Wir leben in aufregenden Zeiten. Digitale Transformation und künstliche Intelligenz – unsere Welt und unsere Wirtschaft verändern sich rascher als je zuvor. Dieser Trend setzt sich 2018 fort und gewinnt weiter an Dynamik. Wer jetzt nicht aus seiner passiven Haltung ausbricht und den eigenen Wandel nicht in die Hand nimmt, der wird bald zu den Verlierern der neuen Zeit gehören. In Seminaren, Vorträgen und Fachmedien wird das längst thematisiert. In den Unternehmen selbst allerdings sieht es ganz anders aus: Technik wird nachgerüstet, aber das Verständnis für die neue Geschwindigkeit fehlt.

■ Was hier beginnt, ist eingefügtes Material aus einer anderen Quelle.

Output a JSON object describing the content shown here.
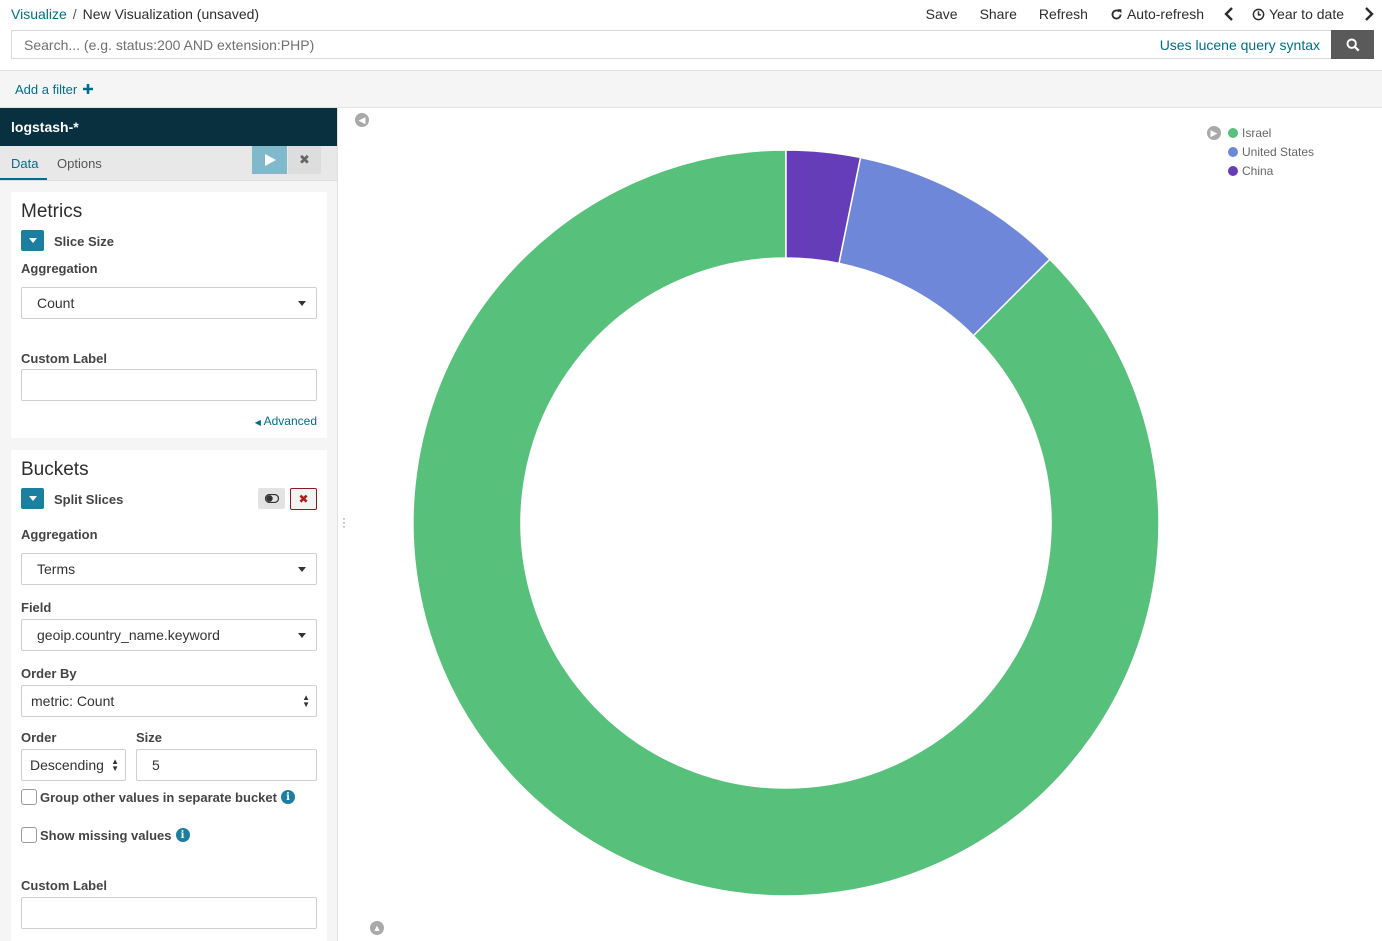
{
  "breadcrumb": {
    "root": "Visualize",
    "separator": "/",
    "current": "New Visualization (unsaved)"
  },
  "menu": {
    "save": "Save",
    "share": "Share",
    "refresh": "Refresh",
    "auto_refresh": "Auto-refresh",
    "time_range": "Year to date"
  },
  "search": {
    "placeholder": "Search... (e.g. status:200 AND extension:PHP)",
    "syntax_link": "Uses lucene query syntax"
  },
  "filter": {
    "add_label": "Add a filter"
  },
  "sidebar": {
    "index_pattern": "logstash-*",
    "tabs": [
      "Data",
      "Options"
    ],
    "metrics": {
      "title": "Metrics",
      "agg_name": "Slice Size",
      "aggregation_label": "Aggregation",
      "aggregation_value": "Count",
      "custom_label": "Custom Label",
      "custom_label_value": "",
      "advanced": "Advanced"
    },
    "buckets": {
      "title": "Buckets",
      "agg_name": "Split Slices",
      "aggregation_label": "Aggregation",
      "aggregation_value": "Terms",
      "field_label": "Field",
      "field_value": "geoip.country_name.keyword",
      "order_by_label": "Order By",
      "order_by_value": "metric: Count",
      "order_label": "Order",
      "order_value": "Descending",
      "size_label": "Size",
      "size_value": "5",
      "group_other": "Group other values in separate bucket",
      "show_missing": "Show missing values",
      "custom_label": "Custom Label",
      "custom_label_value": ""
    }
  },
  "colors": {
    "israel": "#57c17b",
    "united_states": "#6f87d8",
    "china": "#663db8"
  },
  "chart_data": {
    "type": "pie",
    "donut": true,
    "legend_position": "top-right",
    "labels": [
      "Israel",
      "United States",
      "China"
    ],
    "values": [
      87.5,
      9.3,
      3.2
    ],
    "colors": [
      "#57c17b",
      "#6f87d8",
      "#663db8"
    ]
  }
}
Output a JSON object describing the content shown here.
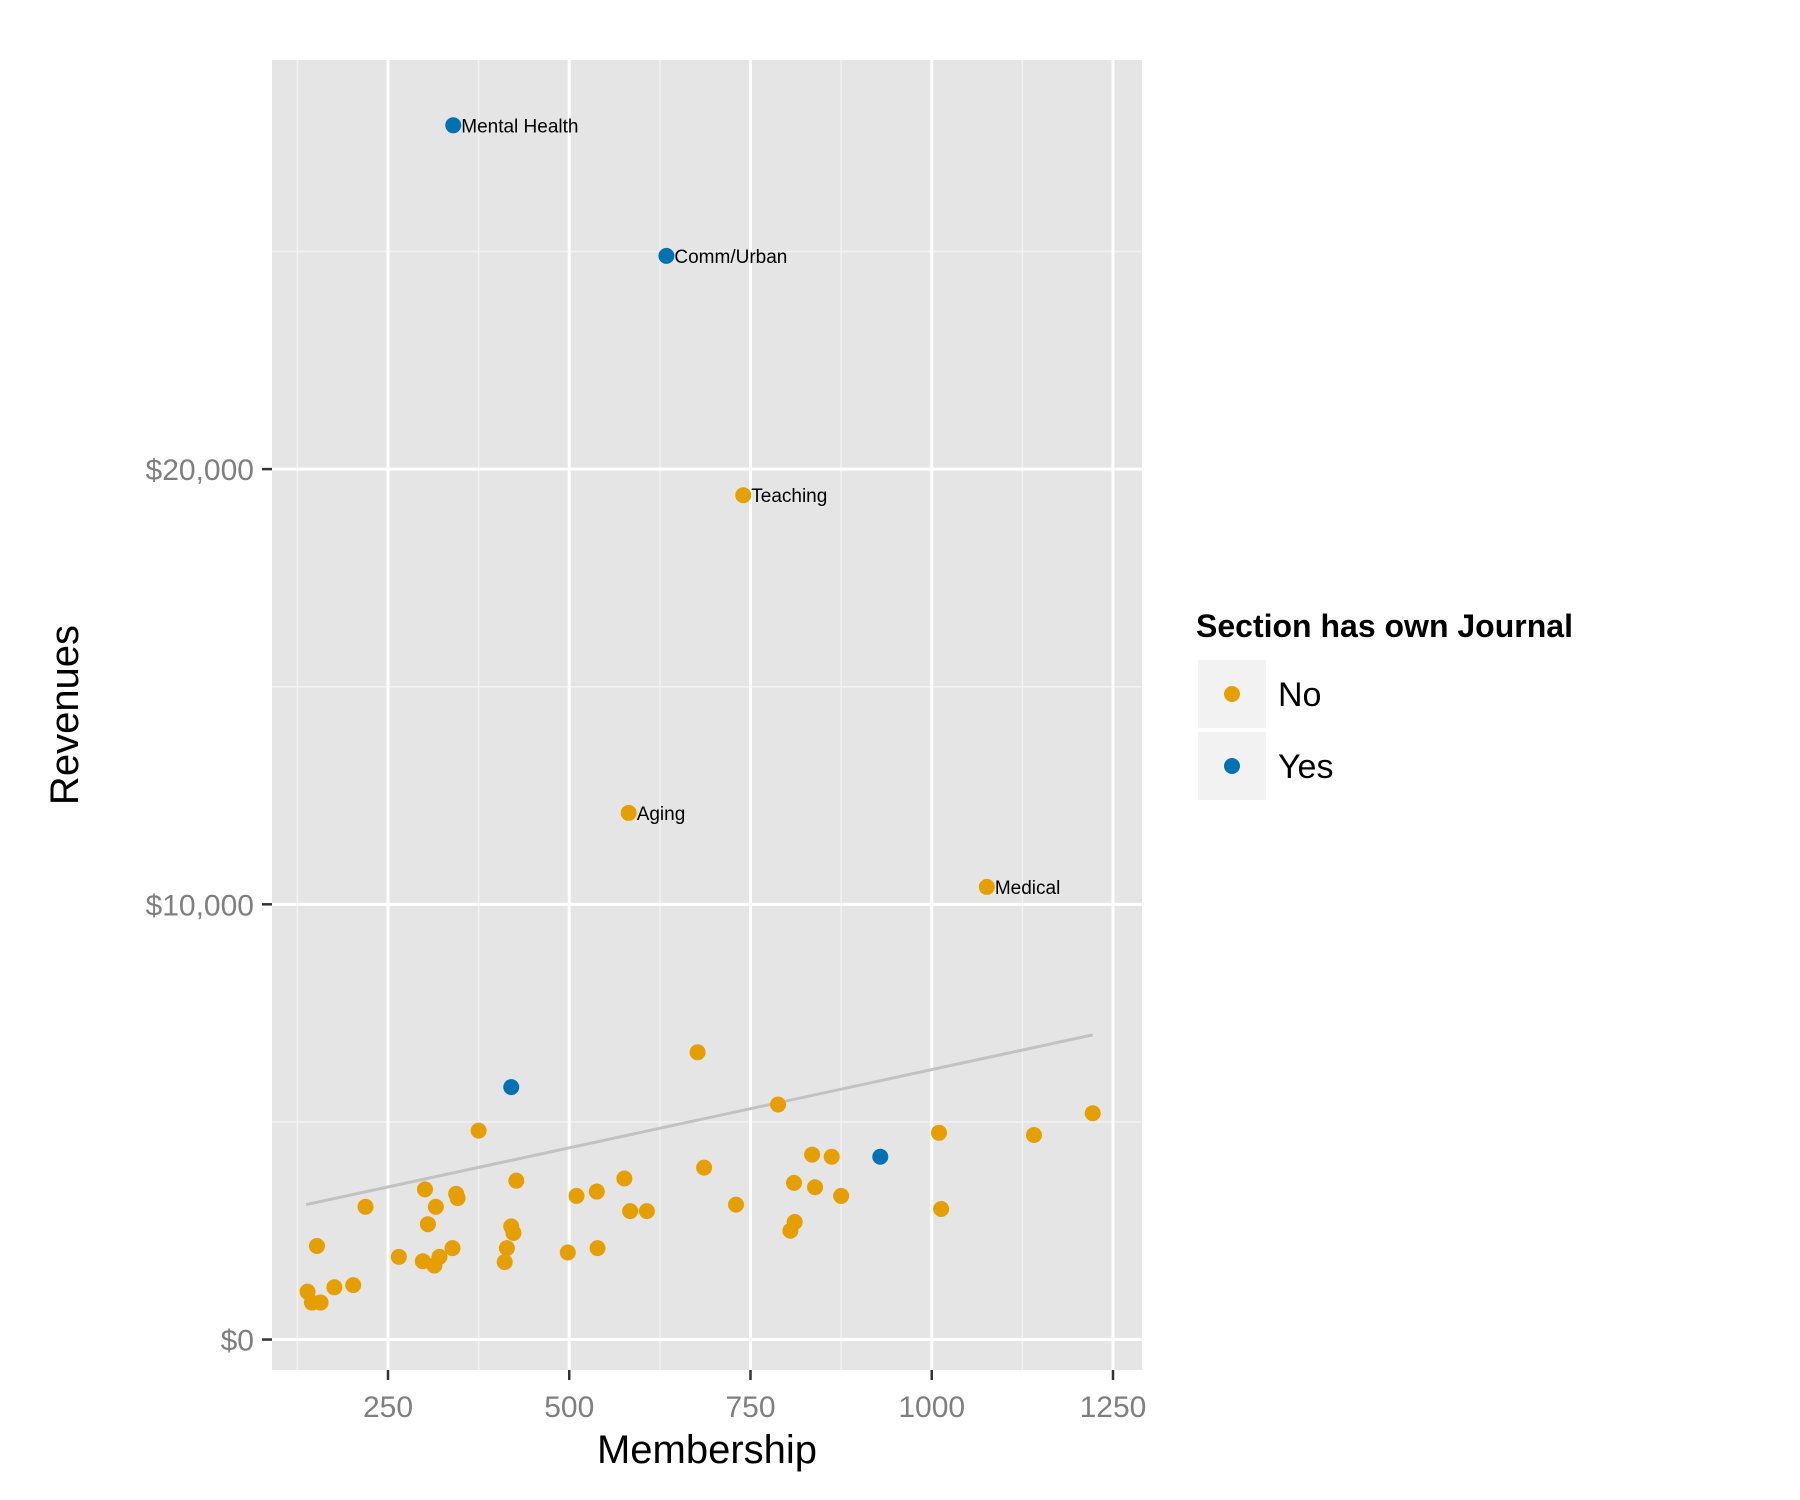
{
  "chart_data": {
    "type": "scatter",
    "title": "",
    "xlabel": "Membership",
    "ylabel": "Revenues",
    "xlim": [
      90,
      1290
    ],
    "ylim": [
      -700,
      29400
    ],
    "x_ticks": [
      250,
      500,
      750,
      1000,
      1250
    ],
    "y_ticks": [
      0,
      10000,
      20000
    ],
    "y_tick_labels": [
      "$0",
      "$10,000",
      "$20,000"
    ],
    "grid": true,
    "legend": {
      "title": "Section has own Journal",
      "position": "right",
      "entries": [
        "No",
        "Yes"
      ]
    },
    "colors": {
      "No": "#E69F00",
      "Yes": "#0072B2",
      "panel": "#e5e5e5",
      "grid": "#ffffff",
      "trend": "#c2c2c2"
    },
    "trend_line": {
      "x": [
        137,
        1222
      ],
      "y": [
        3100,
        7000
      ]
    },
    "series": [
      {
        "name": "No",
        "points": [
          [
            740,
            19400,
            "Teaching"
          ],
          [
            582,
            12100,
            "Aging"
          ],
          [
            1076,
            10400,
            "Medical"
          ],
          [
            677,
            6600,
            ""
          ],
          [
            788,
            5400,
            ""
          ],
          [
            1222,
            5200,
            ""
          ],
          [
            1010,
            4750,
            ""
          ],
          [
            1141,
            4700,
            ""
          ],
          [
            375,
            4800,
            ""
          ],
          [
            835,
            4250,
            ""
          ],
          [
            862,
            4200,
            ""
          ],
          [
            686,
            3950,
            ""
          ],
          [
            427,
            3650,
            ""
          ],
          [
            576,
            3700,
            ""
          ],
          [
            810,
            3600,
            ""
          ],
          [
            839,
            3500,
            ""
          ],
          [
            301,
            3450,
            ""
          ],
          [
            538,
            3400,
            ""
          ],
          [
            344,
            3350,
            ""
          ],
          [
            510,
            3300,
            ""
          ],
          [
            875,
            3300,
            ""
          ],
          [
            346,
            3250,
            ""
          ],
          [
            730,
            3100,
            ""
          ],
          [
            219,
            3050,
            ""
          ],
          [
            316,
            3050,
            ""
          ],
          [
            1013,
            3000,
            ""
          ],
          [
            584,
            2950,
            ""
          ],
          [
            607,
            2950,
            ""
          ],
          [
            811,
            2700,
            ""
          ],
          [
            305,
            2650,
            ""
          ],
          [
            420,
            2600,
            ""
          ],
          [
            805,
            2500,
            ""
          ],
          [
            423,
            2450,
            ""
          ],
          [
            152,
            2150,
            ""
          ],
          [
            414,
            2100,
            ""
          ],
          [
            339,
            2100,
            ""
          ],
          [
            539,
            2100,
            ""
          ],
          [
            498,
            2000,
            ""
          ],
          [
            265,
            1900,
            ""
          ],
          [
            321,
            1900,
            ""
          ],
          [
            298,
            1800,
            ""
          ],
          [
            411,
            1780,
            ""
          ],
          [
            314,
            1700,
            ""
          ],
          [
            176,
            1200,
            ""
          ],
          [
            202,
            1250,
            ""
          ],
          [
            139,
            1100,
            ""
          ],
          [
            145,
            850,
            ""
          ],
          [
            157,
            850,
            ""
          ]
        ]
      },
      {
        "name": "Yes",
        "points": [
          [
            340,
            27900,
            "Mental Health"
          ],
          [
            634,
            24900,
            "Comm/Urban"
          ],
          [
            420,
            5800,
            ""
          ],
          [
            929,
            4200,
            ""
          ]
        ]
      }
    ]
  }
}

Ein guter Indikator für Zeiten des Umbruchs ist das Thema Disruption. Grundsätzlich sehen viele Unternehmen die Gefahr, dass neue Wettbewerber, auch aus fremden Branchen, zu einer echten Bedrohung werden könnten. Immerhin 40 Prozent befürchten nach unseren Umfragen diese Verdrängung. Wo sich Unternehmen aber gehörig verschätzen, ist bei der Geschwindigkeit der neuen Zeit. Nicht einmal jeder fünfte Befragte glaubt dabei an den kurzfristigen Angriff. Selbst bezogen auf fünf Jahre sind es weniger als die Hälfte.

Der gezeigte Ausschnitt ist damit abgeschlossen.